Thank you also W.E. Messamore for a polite and insightful discussion. By your grace I may stop in again and make further comment on some other articles?

Just to show that I am not making up Carrie's subsequent affiliations, I include the link below.
http://www.youtube.com/watch?v=8s8dkcWXo7s&feature=related

NB; I would like to make it clear that I completely support Carrie's right to hold the beliefs and views she has. My only criticism here has been of her view of the legislative action.

W. E. Messamore said...

Absolutely. You are always welcome.

I'd love to talk religion and philosophy with you sometime, though it's not typically the focus of this blog.

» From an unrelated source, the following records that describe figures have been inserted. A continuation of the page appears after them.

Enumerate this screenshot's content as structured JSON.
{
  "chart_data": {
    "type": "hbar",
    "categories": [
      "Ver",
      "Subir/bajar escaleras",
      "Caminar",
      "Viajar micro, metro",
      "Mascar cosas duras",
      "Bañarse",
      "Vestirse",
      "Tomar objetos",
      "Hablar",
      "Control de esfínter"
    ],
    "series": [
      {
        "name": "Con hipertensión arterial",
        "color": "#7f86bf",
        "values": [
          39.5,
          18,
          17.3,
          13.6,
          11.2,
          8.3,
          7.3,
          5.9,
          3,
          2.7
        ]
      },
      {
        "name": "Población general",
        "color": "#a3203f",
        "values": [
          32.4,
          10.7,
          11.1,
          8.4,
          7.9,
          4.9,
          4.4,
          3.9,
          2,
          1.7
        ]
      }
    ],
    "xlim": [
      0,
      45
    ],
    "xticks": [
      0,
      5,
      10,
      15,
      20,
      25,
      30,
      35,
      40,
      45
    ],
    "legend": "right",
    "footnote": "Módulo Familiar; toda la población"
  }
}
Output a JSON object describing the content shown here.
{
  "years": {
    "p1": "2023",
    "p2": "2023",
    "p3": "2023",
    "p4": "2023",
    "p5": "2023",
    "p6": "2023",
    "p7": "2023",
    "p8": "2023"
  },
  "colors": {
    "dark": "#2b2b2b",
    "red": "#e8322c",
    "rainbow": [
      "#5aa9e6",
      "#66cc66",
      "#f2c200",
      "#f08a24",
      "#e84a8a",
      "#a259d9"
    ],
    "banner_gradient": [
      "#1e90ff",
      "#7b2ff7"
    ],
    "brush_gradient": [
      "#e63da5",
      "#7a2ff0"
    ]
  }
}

It's a shame we have an ocean between us, because I would enjoy a good talk over a cup of coffee (or perhaps tea?).

Ted Rodrigues said...

Hey Wes. I know I'm a muchly late commenter on this, but I just have to challenge you on one thing: marriage is not per se, a religious thing at all. Pair and group bonding have existed even before rudimentary religions. And, not to mention, every religion has its own tradition of marriage, and every culture, even secular ones. And many different marriage structures ranging from a guy and girl, a guy and more than one girl, a girl and two or more guys, a guy and guy, and a girl and girl. So wouldn't it be more factually accurate to say that marriage is a "cultural thing"?

W. E. Messamore said...

Yeah I guess it definitely depends on what you mean by "religion." When I call marriage a private, religious institution, I mean of course that it concerns our private, most deeply held values and understanding of ourselves, whether those values proceed from a belief in God or from some atheistic system of belief.